I am interested in the inverse function of:
$$ y=\sqrt{ax+bx^4} $$
Where $a,b,x \in [0,1]$.Furthermore, $a+b=1$ but I’m not so sure that’s as relevant. This came up in the course of (physics) research, and I have to admit it is not immediately clear how to proceed. Wolfram Alpha gives a closed form but it is extremely convoluted and I don’t trust that that form is as simple as it could be. What is the general approach for finding an inverse like this, and does this one have a ‘neat’ form?
On
If this comes from a problem in physics, I suppose that approximations could be sufficient.

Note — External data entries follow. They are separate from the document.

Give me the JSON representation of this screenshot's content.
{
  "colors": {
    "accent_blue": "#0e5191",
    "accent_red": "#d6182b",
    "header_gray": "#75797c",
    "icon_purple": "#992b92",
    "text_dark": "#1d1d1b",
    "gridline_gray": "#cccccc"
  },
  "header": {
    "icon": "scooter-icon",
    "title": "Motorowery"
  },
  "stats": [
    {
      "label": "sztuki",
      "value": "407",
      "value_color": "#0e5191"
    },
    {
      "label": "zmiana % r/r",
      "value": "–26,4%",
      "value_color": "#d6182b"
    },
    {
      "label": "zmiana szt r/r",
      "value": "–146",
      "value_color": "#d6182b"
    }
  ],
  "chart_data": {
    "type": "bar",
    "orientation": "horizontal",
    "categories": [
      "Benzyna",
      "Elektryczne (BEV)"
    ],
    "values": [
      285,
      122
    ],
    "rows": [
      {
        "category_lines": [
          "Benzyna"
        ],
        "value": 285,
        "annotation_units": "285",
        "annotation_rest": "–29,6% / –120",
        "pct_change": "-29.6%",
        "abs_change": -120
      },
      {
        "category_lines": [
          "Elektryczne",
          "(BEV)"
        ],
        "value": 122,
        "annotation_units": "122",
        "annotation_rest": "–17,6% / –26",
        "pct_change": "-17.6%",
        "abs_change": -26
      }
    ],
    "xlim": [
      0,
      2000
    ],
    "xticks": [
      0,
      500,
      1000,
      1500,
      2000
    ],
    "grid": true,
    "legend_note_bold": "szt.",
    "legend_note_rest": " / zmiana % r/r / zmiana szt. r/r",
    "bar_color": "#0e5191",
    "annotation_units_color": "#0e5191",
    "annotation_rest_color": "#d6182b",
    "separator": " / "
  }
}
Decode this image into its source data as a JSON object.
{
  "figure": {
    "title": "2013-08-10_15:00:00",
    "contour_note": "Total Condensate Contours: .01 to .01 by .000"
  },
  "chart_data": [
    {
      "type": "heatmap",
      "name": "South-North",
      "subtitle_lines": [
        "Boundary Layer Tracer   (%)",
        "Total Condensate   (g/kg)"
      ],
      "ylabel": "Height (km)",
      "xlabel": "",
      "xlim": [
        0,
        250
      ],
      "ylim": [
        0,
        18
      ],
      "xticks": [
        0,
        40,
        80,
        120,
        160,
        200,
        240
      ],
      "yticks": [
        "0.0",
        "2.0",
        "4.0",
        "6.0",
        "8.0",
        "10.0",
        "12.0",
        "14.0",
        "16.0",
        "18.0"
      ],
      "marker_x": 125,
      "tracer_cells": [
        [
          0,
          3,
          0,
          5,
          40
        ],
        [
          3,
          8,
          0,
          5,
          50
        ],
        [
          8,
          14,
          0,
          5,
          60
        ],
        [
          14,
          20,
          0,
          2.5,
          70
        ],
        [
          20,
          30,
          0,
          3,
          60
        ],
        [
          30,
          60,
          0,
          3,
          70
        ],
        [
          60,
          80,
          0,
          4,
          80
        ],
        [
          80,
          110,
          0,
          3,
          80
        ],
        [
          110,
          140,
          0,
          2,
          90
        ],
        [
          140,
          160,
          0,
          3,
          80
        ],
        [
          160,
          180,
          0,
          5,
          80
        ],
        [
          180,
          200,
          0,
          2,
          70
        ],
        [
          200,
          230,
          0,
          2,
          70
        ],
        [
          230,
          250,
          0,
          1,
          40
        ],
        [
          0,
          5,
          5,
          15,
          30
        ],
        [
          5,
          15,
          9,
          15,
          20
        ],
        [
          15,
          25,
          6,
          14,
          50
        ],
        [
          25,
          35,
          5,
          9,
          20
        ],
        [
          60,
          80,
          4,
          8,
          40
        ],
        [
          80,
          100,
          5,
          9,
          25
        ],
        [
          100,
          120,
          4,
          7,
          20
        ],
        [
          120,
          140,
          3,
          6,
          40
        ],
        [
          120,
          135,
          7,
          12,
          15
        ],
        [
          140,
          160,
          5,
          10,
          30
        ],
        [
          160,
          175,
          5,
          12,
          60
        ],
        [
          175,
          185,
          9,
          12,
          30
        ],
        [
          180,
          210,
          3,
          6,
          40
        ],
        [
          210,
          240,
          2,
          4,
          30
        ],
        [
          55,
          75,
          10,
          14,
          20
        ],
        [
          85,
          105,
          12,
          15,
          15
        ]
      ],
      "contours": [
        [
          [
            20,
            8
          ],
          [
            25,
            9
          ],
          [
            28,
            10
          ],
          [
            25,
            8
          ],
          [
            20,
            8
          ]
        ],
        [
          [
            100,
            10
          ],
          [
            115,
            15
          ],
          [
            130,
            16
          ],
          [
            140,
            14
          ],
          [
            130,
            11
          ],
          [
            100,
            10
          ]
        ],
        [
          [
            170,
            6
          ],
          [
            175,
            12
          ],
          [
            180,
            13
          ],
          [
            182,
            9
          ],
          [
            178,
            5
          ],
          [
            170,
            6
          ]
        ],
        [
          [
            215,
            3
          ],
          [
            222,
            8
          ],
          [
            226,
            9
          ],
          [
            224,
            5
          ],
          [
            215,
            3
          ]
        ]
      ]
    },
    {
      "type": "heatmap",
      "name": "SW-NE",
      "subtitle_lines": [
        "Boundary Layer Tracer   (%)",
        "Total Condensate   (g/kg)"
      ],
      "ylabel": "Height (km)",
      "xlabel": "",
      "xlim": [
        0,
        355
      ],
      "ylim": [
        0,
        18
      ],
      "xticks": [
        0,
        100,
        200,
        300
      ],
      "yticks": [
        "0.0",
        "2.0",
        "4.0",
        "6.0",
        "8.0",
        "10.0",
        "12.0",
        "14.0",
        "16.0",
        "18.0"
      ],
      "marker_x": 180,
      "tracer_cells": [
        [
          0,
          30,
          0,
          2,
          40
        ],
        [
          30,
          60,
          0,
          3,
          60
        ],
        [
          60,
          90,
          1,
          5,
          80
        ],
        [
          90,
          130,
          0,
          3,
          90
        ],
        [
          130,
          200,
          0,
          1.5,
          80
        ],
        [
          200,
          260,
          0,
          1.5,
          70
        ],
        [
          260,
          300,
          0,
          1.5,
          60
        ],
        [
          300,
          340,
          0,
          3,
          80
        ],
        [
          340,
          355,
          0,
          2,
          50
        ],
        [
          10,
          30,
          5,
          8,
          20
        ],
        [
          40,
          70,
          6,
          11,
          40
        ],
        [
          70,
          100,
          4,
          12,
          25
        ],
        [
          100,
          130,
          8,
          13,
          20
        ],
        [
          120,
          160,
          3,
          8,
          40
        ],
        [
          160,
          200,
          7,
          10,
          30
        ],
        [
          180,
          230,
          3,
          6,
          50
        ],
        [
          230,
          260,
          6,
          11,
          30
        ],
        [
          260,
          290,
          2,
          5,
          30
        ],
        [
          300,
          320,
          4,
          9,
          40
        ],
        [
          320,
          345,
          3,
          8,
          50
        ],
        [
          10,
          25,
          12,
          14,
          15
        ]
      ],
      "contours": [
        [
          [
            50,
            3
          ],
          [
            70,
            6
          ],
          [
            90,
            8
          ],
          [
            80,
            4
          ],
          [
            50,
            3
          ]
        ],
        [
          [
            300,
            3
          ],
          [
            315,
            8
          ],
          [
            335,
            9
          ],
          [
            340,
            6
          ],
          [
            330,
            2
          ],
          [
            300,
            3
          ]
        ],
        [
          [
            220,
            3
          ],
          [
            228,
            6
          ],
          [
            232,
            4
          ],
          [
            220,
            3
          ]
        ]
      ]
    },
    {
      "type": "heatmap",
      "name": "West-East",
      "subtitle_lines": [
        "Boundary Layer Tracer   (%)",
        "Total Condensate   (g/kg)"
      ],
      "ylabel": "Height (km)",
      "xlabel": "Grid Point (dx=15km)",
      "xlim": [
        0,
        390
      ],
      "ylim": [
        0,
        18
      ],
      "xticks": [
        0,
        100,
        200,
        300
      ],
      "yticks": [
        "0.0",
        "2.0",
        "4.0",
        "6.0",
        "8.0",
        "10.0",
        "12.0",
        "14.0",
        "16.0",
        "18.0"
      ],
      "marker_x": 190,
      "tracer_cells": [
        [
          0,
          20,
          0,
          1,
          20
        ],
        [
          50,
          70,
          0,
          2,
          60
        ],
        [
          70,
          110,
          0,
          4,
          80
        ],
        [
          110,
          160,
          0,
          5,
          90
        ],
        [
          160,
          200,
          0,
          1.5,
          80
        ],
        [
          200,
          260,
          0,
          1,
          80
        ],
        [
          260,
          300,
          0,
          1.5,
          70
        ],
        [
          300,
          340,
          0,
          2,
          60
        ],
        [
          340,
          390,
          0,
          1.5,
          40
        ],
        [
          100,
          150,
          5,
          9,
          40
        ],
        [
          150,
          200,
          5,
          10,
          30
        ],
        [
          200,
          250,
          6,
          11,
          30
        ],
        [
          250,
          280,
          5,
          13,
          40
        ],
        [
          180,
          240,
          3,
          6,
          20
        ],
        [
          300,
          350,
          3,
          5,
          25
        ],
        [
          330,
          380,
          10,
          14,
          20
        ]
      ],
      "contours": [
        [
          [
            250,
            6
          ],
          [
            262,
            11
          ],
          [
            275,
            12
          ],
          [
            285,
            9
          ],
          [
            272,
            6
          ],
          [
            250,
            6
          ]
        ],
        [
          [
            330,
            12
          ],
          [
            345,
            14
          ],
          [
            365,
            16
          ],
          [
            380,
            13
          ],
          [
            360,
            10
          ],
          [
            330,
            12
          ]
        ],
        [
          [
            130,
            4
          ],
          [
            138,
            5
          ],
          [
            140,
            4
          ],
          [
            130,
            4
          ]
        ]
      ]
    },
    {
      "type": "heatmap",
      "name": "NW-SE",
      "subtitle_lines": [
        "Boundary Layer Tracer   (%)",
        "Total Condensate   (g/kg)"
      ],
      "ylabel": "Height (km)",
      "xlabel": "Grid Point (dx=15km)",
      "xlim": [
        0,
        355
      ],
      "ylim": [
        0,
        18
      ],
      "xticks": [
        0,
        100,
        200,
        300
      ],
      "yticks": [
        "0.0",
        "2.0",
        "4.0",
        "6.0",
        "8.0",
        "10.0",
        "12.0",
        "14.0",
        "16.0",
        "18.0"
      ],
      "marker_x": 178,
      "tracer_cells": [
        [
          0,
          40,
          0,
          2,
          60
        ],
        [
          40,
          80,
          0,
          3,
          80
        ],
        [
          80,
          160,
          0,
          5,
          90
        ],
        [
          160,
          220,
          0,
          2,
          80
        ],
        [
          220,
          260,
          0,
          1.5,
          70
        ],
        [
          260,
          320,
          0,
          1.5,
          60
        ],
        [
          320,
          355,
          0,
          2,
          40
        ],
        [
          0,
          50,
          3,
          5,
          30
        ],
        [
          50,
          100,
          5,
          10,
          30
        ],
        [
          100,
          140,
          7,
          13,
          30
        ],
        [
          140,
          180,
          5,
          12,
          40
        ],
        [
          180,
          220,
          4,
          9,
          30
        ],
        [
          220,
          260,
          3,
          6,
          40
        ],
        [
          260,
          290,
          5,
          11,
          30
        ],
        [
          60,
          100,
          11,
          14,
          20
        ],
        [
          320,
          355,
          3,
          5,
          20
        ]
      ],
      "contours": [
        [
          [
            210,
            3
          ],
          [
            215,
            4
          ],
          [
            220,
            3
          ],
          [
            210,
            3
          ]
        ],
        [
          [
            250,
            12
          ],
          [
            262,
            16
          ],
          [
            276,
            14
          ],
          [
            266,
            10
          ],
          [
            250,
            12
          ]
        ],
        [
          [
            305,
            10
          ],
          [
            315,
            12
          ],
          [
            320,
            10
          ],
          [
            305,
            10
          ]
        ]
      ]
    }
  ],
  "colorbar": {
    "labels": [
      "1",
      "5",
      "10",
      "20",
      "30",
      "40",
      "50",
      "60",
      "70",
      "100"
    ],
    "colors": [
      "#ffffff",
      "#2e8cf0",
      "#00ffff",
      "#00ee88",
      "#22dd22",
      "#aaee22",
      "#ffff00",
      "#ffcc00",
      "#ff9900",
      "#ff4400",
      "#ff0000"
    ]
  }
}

Expanding as Taylor series around $x=0$ gives $$\sqrt{ax+bx^4}=\sqrt{ax} +\frac{b x^{7/2}}{2 \sqrt{a}}-\frac{b^2 x^{13/2}}{8 a^{3/2}}+\frac{b^3 x^{19/2}}{16 a^{5/2}}+O\left(x^{25/2}\right)$$ Now, using series reversion $$x=\frac{y^2}{a}-\frac{b y^8}{a^5}+\frac{4 b^2 y^{14}}{a^9}-\frac{22 b^3 y^{20}}{a^{13}}+O\left(y^{26}\right)$$
Another possible solution could be using Padé approximants. This would give for example, as another approximation, $$\frac{6 \sqrt{a} \left(a^4-b y^6\right)}{6 a^4+5 b y^6}\sqrt{x}+\frac{ y^5 \left(56 a^4 b-b^2 y^6\right)}{4 a^3 \left(6 a^4+5 b y^6\right)}x-y=0$$ which is a quadratic in $\sqrt{x}$.
The general procedure is: solve for $x$ as a function of $y$. There's a problem, though, which is that it's hard to solve equations sometimes. This one isn't so bad, because first you can square both sides to get $y^2 = ax + b x^4$, and then you can apply the general formula for roots of quartic equations. The complexity of that formula probably accounts for the "extremely convoluted" solution you got from Wolfram Alpha; good luck on finding a simpler formula.
Just be happy that the expression under the radical wasn't a general quintic polynomial $a + bx + cx^2 + dx^3 + ex^4 + dx^5$: a famous theorem which one learns in a course on Galois Theory says that there is no general formula whatsoever, expressed solely in terms of arithmetic and radicals, for solutions to quintic equations.
The moral of the story is: there is no "general approach for finding an inverse like this", in the sense that there is no general approach which solves all equations. Every equation to solve can present one with a new mathematical adventure.